Photo credit: NP_Kanpur_34, Flickr (Creative Commons License)
On the banks of the Mississippi river in Cordova, Illinois, is a factory run by chemical industry giant 3M that makes adhesives, fire fighting foam, and other products -- using highly toxic per- and poly-fluoroalkyl substances (PFAS). Despite the fact that PFAS are very harmful to people and persist indefinitely in the environment, state and federal agencies set no limits on 3M Cordova’s discharges of PFAS into the air or water. Illinois only requires 3M to collect and analyze samples quarterly from the wastewater drains that dump directly into the Mississippi River.

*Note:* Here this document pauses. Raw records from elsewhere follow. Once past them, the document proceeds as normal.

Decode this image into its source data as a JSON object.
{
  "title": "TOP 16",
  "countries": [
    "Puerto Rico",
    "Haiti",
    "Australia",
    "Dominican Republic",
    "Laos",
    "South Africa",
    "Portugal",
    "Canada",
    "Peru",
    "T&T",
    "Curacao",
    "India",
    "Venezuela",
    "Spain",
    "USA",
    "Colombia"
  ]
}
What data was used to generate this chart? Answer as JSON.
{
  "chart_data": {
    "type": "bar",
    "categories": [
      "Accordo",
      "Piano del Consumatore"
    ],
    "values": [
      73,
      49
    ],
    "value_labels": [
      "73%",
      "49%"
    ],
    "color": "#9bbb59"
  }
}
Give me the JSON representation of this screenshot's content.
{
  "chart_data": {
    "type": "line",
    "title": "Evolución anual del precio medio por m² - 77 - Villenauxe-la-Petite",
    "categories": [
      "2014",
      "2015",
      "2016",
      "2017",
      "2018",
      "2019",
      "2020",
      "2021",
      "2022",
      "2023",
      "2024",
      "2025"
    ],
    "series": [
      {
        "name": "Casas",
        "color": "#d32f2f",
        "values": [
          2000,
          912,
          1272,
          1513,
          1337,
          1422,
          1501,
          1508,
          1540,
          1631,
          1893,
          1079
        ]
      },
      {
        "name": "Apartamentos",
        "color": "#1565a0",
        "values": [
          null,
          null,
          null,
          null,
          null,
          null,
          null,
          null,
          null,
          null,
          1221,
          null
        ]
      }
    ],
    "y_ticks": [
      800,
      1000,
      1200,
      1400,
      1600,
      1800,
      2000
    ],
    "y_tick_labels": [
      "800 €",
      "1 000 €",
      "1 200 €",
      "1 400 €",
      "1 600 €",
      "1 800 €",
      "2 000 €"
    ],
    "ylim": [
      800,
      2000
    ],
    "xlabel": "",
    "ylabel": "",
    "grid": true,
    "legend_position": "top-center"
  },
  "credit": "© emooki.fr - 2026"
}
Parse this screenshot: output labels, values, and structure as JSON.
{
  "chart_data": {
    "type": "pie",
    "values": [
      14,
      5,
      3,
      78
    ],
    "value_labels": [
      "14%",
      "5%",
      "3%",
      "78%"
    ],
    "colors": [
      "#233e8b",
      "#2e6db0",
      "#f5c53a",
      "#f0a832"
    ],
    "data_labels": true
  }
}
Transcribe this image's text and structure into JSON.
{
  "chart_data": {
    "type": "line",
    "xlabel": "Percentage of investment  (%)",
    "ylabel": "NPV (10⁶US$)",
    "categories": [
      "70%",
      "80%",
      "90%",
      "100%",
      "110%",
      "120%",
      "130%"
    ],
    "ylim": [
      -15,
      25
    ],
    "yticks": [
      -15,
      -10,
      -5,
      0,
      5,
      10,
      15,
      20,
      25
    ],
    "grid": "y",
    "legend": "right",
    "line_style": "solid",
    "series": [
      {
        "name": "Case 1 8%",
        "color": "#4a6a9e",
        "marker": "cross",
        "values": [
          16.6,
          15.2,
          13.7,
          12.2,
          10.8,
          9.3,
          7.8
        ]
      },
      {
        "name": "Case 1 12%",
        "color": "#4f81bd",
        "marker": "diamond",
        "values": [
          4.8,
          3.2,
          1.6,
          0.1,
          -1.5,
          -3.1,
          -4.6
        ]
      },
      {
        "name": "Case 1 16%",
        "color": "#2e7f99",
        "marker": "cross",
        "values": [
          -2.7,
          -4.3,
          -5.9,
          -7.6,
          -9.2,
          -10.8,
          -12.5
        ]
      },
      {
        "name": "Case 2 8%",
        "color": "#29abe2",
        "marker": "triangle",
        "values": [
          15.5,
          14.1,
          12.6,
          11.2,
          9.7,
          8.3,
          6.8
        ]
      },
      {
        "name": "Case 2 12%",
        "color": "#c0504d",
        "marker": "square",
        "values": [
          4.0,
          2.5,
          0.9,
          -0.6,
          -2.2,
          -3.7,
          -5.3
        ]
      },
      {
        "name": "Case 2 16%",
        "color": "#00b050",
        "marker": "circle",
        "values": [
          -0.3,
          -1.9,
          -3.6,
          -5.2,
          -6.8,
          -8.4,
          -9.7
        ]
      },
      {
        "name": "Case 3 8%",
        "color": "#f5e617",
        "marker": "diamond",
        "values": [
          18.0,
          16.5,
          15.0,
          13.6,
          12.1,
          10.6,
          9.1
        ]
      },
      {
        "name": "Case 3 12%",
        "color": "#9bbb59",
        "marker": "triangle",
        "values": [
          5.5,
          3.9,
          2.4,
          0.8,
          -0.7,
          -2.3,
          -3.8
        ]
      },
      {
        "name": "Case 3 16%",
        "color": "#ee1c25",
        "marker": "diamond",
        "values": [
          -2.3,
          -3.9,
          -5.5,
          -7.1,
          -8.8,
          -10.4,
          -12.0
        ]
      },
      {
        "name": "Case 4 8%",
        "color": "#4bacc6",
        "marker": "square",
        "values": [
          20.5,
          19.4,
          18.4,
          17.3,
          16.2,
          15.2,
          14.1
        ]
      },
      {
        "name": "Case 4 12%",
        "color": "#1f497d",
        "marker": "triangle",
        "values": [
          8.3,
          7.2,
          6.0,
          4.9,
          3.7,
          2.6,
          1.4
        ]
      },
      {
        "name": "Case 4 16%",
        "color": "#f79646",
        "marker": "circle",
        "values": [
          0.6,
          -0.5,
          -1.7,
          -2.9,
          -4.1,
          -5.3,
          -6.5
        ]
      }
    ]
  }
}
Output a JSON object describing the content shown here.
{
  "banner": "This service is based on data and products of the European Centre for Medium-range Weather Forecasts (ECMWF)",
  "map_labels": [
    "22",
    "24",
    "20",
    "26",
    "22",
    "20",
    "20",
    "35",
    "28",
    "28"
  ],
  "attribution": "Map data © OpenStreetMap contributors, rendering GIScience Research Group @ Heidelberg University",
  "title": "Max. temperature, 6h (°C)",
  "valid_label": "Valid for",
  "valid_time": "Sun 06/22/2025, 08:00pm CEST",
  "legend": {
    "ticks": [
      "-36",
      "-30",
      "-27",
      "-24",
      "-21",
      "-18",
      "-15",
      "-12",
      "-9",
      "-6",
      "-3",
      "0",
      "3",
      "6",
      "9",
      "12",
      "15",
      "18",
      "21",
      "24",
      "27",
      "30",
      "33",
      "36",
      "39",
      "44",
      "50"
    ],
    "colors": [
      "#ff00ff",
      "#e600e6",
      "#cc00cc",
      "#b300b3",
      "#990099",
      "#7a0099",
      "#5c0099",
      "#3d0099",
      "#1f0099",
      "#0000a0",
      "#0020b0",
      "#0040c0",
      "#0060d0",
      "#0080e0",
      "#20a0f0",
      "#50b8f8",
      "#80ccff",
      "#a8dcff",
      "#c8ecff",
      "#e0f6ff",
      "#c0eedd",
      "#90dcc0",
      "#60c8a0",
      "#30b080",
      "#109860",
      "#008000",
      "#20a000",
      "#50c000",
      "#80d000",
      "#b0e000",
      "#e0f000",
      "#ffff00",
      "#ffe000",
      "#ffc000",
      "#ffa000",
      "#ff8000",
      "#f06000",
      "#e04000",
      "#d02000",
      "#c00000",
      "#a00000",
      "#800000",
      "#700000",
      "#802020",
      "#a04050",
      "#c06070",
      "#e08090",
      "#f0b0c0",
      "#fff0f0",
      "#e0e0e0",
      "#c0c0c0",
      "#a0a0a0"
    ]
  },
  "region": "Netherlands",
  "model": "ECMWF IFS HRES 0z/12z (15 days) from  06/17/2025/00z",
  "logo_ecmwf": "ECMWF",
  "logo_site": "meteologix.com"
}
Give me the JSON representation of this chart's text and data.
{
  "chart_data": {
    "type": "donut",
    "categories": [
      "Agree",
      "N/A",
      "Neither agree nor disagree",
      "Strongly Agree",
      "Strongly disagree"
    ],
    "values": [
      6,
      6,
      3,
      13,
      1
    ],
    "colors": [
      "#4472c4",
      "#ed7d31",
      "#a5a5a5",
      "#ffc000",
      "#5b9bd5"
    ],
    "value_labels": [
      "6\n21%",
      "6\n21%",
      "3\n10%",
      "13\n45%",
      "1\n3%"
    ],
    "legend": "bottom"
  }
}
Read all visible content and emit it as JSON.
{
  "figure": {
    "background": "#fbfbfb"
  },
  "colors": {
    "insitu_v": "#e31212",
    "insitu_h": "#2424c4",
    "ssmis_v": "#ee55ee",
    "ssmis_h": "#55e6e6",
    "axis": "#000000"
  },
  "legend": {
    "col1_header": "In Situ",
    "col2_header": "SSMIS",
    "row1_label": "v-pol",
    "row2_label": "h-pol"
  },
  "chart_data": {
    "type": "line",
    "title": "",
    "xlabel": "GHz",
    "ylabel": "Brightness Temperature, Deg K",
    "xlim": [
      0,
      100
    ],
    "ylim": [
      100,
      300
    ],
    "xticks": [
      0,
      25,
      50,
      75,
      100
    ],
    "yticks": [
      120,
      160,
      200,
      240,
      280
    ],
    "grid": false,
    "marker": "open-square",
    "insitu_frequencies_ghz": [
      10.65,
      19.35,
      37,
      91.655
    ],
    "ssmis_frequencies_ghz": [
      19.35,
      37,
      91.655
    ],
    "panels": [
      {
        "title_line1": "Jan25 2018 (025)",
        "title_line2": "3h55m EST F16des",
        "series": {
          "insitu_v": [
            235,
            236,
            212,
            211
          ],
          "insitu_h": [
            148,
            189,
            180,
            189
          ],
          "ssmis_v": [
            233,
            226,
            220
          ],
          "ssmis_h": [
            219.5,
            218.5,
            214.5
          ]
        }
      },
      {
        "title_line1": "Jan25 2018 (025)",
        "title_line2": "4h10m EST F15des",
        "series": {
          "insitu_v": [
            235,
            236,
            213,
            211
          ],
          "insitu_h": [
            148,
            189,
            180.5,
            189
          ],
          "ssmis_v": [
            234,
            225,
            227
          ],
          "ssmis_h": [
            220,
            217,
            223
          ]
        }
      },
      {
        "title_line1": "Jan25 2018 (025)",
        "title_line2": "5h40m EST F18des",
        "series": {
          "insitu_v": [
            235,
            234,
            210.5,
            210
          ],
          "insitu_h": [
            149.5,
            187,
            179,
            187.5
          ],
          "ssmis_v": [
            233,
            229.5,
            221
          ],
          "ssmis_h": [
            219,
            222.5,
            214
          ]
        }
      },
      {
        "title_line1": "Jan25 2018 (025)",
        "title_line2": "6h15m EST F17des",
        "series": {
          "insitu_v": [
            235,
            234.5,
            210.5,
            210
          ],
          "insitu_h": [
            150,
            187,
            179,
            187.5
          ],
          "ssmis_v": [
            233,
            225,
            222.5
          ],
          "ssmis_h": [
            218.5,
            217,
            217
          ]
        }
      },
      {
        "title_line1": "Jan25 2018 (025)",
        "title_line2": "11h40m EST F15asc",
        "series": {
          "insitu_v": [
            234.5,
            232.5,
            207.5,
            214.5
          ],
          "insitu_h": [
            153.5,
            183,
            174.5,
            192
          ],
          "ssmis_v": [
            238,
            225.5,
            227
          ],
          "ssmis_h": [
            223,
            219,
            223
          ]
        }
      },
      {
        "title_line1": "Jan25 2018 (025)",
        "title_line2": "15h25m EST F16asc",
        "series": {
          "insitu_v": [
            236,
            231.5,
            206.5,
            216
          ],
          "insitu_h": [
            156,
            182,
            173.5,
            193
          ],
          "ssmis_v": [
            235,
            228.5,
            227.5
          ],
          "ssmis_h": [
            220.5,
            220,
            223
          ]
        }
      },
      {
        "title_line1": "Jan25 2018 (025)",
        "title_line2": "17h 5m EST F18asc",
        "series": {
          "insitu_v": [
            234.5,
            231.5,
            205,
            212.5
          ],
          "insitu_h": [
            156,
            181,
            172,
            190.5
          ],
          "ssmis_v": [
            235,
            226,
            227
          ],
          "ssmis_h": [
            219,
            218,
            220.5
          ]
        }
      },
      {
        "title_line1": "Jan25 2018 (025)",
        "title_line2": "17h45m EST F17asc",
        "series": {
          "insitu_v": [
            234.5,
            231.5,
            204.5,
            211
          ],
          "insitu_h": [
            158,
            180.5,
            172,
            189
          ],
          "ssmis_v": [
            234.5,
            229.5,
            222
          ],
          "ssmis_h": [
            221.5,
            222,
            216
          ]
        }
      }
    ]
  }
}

3M monitoring suggests that the company released between 100 and 1211 pounds of nine different PFAS chemicals into the Mississippi each year since 2013. Despite being one of just 13 sites the EPA identified as producing and formulating PFAS chemicals domestically, the inner workings of the company remain a mystery to the general public. And the EPA’s new PFAS reporting rules in its annual Toxics Release Inventory (TRI) do too little to illuminate the situation. 3M Cordova’s reported no releases of TRI-listed PFAS chemicals in 2020. This is because the 2020 TRI rules require reporting for a limited number of PFAS, exempt facilities that manufacture, process or use fewer than 100 pounds per year or an alternative threshold exemption for facilities that release less than 500 pounds per year. EPA also allows an exemption for “de-minimis” uses, when a chemical is less than 1 percent of a total mixture. If the EPA doesn’t quickly strengthen its reporting requirements, 3M emissions could continue undocumented for years to come.
The PFAS pollution crisis is a glaring example of the national shortcomings in regulation of toxic chemicals. First invented in the 1950s, and marketed widely in consumer products for their unique water and stain resistant properties. PFAS are added to hundreds of common household products. These same chemical properties make the chemicals persist indefinitely in the environment. Many build up in the bodies of people or wildlife.
Despite long-standing evidence of their intense toxicity to people and wildlife, the EPA has been unwilling or unable to halt the use of PFAS. The EPA has also failed to take preventative action to study, monitor, and control the thousands of related chemicals that industry giants invented as replacements for older generations of PFAS. Three such giants -- 3M, DuPont, and spinoff company Chemours -- have set aside billions of dollars to settle future legal claims related to historic and ongoing PFAS pollution, but have largely evaded basic reporting and pollution control laws to date.
The identity and uses of individual PFAS chemicals is shrouded in secrecy. For example, a company buying PFAS to use in a product they are making is typically not told about the specific chemicals in the mixture. PFAS were not included in the chemical reporting required by the EPA in its annual TRI until Congress mandated their inclusion in the 2020 military appropriations bill. Congress specified the initial list of 172 PFAS that would need to be reported in 2020. It also mandated that the EPA review all other PFAS and add them to the list of reportable chemicals by the end of 2021.
As the deadline draws near, we took a detailed look at the 2020 TRI data, identifying the impact of several major shortcomings in the current reporting system. EPA’s list of reportable PFAS chemicals is wildly incomplete. Those listed in 2020 were mostly phased out of commerce. A number of loopholes make it easier for companies to evade reporting requirements. Also rules like the 100-pound reporting threshold and 1 percent de-minimis exemption for PFAS chemicals sold in mixtures, mean that many polluters will be able to skip reporting for these highly toxic and persistent compounds. EPA or Congress could fix this.
Only 38 facilities reported PFAS emissions in 2020 -- not including most of the most intense production and use sites. Only three of the 13 facilities the EPA identified as making and formulating PFAS chemicals reported any releases of listed PFAS. None of the industries the EPA has identified as especially in need of new wastewater control rules -- metal plating, food packaging, and textile production -- reported. While the historic and ongoing uses of PFAS in firefighting has contaminated military bases, airports, petroleum refineries, and other industrial sites, these industries also did not disclose any releases of listed chemicals to landfills, rivers, or sewer drains.
With EPA Administrator Michal Regan pledging to “use every tool in the toolbox” to control harmful PFAS pollution, the EPA must start by requiring transparent reporting of PFAS releases. This means listing all PFAS in the TRI, and removing loopholes like the 100 pound reporting threshold and de-minimis exemption. Until it does so, federal and state regulators will lack the basic use and emissions data needed to create stronger permit limits, investigate contamination, and clean it up. It is time to break from secrecy and alert the public to places where PFAS releases to air, water and landfills could threaten their health.